Cildo Meirelles, o artista que combateu a ditadura brasileira com garrafas de Coca Cola

Isabel Lafont
Em 1970, Cildo Meireles (nascido no Rio de Janeiro em 1948) estampou um eloqüente "Yankees go home" em várias garrafas de Coca-Cola. A obra foi completada com um gesto: o artista devolveu os vasilhames como se fossem simples garrafas. Cinco anos depois também gravou um acusador "Quem matou Herzog?" em notas de cruzeiros que, novamente, pôs em circulação. O jornalista Vladimir Herzog havia morrido nesse mesmo ano ("suicídio", segundo a versão oficial) depois de ser submetido a torturas.
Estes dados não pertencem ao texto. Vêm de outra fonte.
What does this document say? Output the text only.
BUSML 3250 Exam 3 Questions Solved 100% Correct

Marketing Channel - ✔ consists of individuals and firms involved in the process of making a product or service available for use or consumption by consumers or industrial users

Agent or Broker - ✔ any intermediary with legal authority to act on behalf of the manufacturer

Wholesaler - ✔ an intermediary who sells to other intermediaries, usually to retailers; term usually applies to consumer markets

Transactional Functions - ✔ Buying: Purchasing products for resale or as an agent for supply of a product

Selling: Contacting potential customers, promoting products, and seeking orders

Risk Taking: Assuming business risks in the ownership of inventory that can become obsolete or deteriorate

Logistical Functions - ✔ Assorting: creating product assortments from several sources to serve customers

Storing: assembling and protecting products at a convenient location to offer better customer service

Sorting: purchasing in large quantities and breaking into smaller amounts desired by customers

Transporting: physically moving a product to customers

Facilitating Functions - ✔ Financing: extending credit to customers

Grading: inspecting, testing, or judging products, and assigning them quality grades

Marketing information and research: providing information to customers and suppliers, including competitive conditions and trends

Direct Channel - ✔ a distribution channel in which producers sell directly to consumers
Nesses projetos, intitulados "Inserções em circuitos ideológicos", Meireles, que na segunda-feira recebeu na Espanha o Prêmio Velázquez de Artes Plásticas 2008, uniu duas de suas pulsões. Experimentou com os meandros da arte conceitual, com a idéia -e não o objeto- da obra de arte. E ao mesmo tempo encontrou uma linguagem para o protesto político (o golpe de Estado de 1º de abril de 1964 deu início no Brasil a uma ditadura militar que durou até 1985). "A partir de 1969 me senti impelido a fazer peças políticas", explicou Meireles em Madri. "Creio que há trabalhos meus que são mais conceituais e outros que têm uma leitura política mais visível, mas sempre tive cuidado para não cair no panfletário", esclarece.
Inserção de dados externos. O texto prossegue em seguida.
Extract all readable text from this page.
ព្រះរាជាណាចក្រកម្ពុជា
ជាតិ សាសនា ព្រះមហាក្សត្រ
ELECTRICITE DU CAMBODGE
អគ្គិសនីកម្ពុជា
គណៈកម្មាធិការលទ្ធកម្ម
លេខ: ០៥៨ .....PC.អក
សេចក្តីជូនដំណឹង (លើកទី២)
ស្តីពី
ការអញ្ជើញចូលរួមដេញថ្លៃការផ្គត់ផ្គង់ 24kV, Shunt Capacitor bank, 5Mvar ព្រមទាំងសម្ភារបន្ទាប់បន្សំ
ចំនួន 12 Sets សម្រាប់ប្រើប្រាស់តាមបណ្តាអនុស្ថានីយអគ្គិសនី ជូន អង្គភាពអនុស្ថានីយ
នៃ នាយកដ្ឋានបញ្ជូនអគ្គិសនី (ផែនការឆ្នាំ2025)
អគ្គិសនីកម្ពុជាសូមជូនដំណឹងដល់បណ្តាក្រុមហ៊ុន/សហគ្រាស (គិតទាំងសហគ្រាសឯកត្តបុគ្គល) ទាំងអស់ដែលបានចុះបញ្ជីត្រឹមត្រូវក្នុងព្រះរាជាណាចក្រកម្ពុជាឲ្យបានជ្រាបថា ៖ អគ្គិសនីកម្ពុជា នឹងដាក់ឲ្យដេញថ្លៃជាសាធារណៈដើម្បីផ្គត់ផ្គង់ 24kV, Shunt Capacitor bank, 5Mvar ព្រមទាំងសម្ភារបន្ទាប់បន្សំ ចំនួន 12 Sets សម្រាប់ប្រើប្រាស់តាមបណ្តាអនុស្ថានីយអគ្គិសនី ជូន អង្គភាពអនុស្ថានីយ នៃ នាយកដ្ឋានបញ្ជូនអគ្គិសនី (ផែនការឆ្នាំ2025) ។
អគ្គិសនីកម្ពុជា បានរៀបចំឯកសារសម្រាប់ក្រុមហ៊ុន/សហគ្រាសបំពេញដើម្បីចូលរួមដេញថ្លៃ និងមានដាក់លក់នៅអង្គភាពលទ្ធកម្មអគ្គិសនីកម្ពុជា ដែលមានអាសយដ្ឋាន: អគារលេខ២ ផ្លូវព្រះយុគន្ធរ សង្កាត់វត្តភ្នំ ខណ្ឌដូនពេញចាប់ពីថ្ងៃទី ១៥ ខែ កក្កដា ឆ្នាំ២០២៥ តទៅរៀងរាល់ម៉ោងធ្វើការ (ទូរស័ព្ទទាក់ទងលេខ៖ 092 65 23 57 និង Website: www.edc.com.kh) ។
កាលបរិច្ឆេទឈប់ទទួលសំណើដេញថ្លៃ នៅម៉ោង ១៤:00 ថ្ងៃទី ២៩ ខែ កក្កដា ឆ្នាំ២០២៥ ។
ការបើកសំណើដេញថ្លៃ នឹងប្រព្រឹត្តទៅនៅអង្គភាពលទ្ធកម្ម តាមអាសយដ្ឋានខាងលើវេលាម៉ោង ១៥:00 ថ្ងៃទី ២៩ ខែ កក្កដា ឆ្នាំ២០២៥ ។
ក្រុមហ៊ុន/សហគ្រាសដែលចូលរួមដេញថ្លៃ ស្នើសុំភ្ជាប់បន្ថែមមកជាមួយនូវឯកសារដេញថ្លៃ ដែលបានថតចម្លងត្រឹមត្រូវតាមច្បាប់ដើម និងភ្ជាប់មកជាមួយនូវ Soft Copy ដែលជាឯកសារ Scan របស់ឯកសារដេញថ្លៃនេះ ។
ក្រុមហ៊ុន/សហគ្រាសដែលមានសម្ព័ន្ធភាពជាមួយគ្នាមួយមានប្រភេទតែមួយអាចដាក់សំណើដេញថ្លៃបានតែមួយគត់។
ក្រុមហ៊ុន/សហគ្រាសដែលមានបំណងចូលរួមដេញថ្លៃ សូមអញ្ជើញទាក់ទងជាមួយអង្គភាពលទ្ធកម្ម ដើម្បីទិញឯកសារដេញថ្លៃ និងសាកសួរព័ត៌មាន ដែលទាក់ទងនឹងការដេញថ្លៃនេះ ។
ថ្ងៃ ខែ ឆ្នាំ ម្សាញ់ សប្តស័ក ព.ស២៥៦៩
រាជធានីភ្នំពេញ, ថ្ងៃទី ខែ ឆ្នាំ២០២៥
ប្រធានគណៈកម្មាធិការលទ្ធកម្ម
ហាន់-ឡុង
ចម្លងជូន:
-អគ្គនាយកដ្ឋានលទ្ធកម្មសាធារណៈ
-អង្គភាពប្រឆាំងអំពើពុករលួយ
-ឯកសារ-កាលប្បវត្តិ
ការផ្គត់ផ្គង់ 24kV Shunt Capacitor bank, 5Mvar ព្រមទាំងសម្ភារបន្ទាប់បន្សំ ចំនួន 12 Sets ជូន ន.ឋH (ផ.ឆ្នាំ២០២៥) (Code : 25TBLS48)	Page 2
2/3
Mesmo em suas obras mais políticas Meireles, que deu continuidade a um movimento artístico iniciado no Brasil nos anos 1950 por nomes como Hélio Oiticica, Lygia Pape ou Lygia Clark, sempre indagou questões de linguagem e formais, a autoria, o anonimato... "Claro que há um discurso político! Eu escolhi as garrafas para fazer o que fiz, e não para fazer flores com elas. Mas também foi uma conquista da arte preservar e ampliar essa liberdade de expressão: quando se é artista, não se deve dar satisfação a ninguém".
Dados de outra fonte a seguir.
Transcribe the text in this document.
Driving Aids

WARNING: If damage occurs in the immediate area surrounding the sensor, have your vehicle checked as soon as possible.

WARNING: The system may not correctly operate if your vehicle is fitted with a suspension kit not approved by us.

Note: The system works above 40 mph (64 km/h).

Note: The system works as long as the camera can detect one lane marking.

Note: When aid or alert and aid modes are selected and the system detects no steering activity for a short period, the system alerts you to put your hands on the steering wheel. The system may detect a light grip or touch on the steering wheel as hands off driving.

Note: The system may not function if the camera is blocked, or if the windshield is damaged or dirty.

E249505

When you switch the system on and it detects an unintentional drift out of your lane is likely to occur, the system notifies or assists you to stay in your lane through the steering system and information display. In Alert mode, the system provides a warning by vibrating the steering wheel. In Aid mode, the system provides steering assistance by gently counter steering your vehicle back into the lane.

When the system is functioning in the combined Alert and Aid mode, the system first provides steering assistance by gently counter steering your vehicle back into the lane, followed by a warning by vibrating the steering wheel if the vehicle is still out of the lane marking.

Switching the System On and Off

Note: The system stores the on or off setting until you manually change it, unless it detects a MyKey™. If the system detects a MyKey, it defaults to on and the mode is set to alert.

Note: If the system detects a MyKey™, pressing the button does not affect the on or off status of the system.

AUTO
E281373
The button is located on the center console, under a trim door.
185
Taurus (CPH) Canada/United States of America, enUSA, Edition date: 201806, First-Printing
Meireles foge do que chama de "literatite": "Esse excesso verbal, essa coisa aborrecida. Houve um momento em que ir a uma exposição de arte conceitual era um suplício", afirma. Por isso acredita que a arte "não pode abdicar da sedução". É o risco que surge quando a interpretação é superior à obra, "um retrocesso para a arte".

Por isso busca a interação, a relação sensorial com o público, e declara sua aspiração a superar o estritamente visual: "A verdadeira arte é a que se apresenta a um cego. O ser humano usa a todo instante outros sentidos, e alguns são mais importantes para a sobrevivência que a visão".